Baca Juga
Gubernur DKI Jakarta Basuki Tjahaja Purnama (Ahok) tak bergeming dengan
keluhan sejumlah nelayan tradisional yang terancam dari pembangunan
pulau reklamasi di pesisir pantai utara Jakarta.
Ahok berpendapat, nelayan di Jakarta tak pernah mengerti mengenai
kondisi laut di pesisir Jakarta. Menurutnya, tak pernah ada ikan di
pesisir Jakarta yang bisa ditangkap dan dijual oleh nelayan.
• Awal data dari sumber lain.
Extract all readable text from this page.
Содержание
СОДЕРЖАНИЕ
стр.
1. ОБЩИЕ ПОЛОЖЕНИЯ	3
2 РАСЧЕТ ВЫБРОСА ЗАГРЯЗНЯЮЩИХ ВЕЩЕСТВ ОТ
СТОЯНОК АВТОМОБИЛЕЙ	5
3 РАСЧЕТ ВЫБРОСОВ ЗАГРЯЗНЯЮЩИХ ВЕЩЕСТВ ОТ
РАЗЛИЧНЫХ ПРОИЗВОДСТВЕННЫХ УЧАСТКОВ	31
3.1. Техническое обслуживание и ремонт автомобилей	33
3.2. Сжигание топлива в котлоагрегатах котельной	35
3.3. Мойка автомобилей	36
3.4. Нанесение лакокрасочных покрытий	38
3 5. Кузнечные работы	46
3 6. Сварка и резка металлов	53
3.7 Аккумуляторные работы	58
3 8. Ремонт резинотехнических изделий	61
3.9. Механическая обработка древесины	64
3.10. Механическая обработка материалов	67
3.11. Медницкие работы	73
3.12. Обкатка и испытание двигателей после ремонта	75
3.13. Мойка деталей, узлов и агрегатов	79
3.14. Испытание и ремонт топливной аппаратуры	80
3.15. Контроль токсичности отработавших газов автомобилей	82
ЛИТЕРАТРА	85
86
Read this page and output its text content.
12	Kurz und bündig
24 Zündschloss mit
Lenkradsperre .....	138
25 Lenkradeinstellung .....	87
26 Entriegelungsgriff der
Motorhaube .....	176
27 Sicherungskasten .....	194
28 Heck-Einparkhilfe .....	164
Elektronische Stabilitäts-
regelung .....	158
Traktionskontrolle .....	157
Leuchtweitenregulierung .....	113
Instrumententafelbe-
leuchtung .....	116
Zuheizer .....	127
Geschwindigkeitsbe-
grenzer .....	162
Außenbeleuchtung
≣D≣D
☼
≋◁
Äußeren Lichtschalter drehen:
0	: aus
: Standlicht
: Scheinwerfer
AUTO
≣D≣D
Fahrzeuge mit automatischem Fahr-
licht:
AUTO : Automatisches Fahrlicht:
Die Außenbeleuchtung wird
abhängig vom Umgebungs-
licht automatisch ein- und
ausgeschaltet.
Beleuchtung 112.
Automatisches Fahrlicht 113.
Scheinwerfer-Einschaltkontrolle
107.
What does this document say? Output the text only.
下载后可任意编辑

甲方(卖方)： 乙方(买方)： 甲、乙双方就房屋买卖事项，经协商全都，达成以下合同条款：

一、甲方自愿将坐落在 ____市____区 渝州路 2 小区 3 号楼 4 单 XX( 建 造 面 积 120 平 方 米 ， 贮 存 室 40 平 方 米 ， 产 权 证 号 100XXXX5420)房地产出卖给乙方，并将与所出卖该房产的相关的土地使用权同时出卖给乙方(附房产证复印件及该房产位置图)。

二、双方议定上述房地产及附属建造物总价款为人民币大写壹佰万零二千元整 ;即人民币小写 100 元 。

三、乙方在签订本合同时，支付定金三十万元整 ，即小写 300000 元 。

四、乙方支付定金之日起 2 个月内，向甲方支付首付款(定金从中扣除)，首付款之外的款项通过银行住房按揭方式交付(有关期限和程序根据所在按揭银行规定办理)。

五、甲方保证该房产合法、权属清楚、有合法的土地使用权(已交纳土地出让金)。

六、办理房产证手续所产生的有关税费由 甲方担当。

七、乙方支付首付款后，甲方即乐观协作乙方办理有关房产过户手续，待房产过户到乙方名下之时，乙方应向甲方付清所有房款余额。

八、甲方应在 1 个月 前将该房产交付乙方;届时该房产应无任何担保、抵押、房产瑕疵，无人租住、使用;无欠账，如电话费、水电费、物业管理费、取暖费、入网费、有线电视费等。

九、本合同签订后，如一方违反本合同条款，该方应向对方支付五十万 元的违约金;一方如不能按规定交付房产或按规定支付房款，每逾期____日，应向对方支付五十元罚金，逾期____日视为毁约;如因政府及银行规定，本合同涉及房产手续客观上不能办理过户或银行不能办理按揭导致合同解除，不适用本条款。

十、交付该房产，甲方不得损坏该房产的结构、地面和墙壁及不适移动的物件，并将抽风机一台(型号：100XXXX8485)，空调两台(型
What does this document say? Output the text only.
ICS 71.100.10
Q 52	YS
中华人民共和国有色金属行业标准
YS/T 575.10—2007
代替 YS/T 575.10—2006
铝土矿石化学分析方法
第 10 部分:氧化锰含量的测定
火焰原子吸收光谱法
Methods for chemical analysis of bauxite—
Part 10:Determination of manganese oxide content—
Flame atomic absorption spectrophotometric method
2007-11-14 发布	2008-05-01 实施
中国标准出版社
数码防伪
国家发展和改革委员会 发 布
"Sekarang saya tanya, sebelum reklamasi kamu juga udah susah cari ikan di teluk Jakarta, mana ada ikan di teluk Jakarta, kamu kira teluk di Belitung? Kamu tanya, mana ada," ujar Ahok di Balaikota DKI Jakarta, Kamis (14/04/2016).
Bahkan, Ahok menantang para nelayan yang mengeluhkan akan pembangunan
reklamasi untuk mencari ikan di pesisir Jakarta, terutama di wilayah
Marunda.
"Sekarang kalau dari dulu teluk Jakarta ada ikan, sekarang oke, ada yang belum direklamasi di Marunda, kamu bisa cari ikan enggak di situ?" tantang Ahok.
Untuk itu, proyek reklamasi akan tetap jalan meski dapat pertentangan
dari nelayan Tradisional. Karena Ahok yakin, pembangunan reklamasi tak
akan merusak lingkungan.
"Reklamasi akan jalan. Seluruh dunia akan lakukan reklamasi. Yang penting tidak merusak lingkungan, terus mesti adil. Juga membenahi rakyat dan negara. dan rakyat dapat apa ini penting," tandas Ahok.
Sementara itu, Kesatuan Nelayan Tradisional Indonesia (KNTI)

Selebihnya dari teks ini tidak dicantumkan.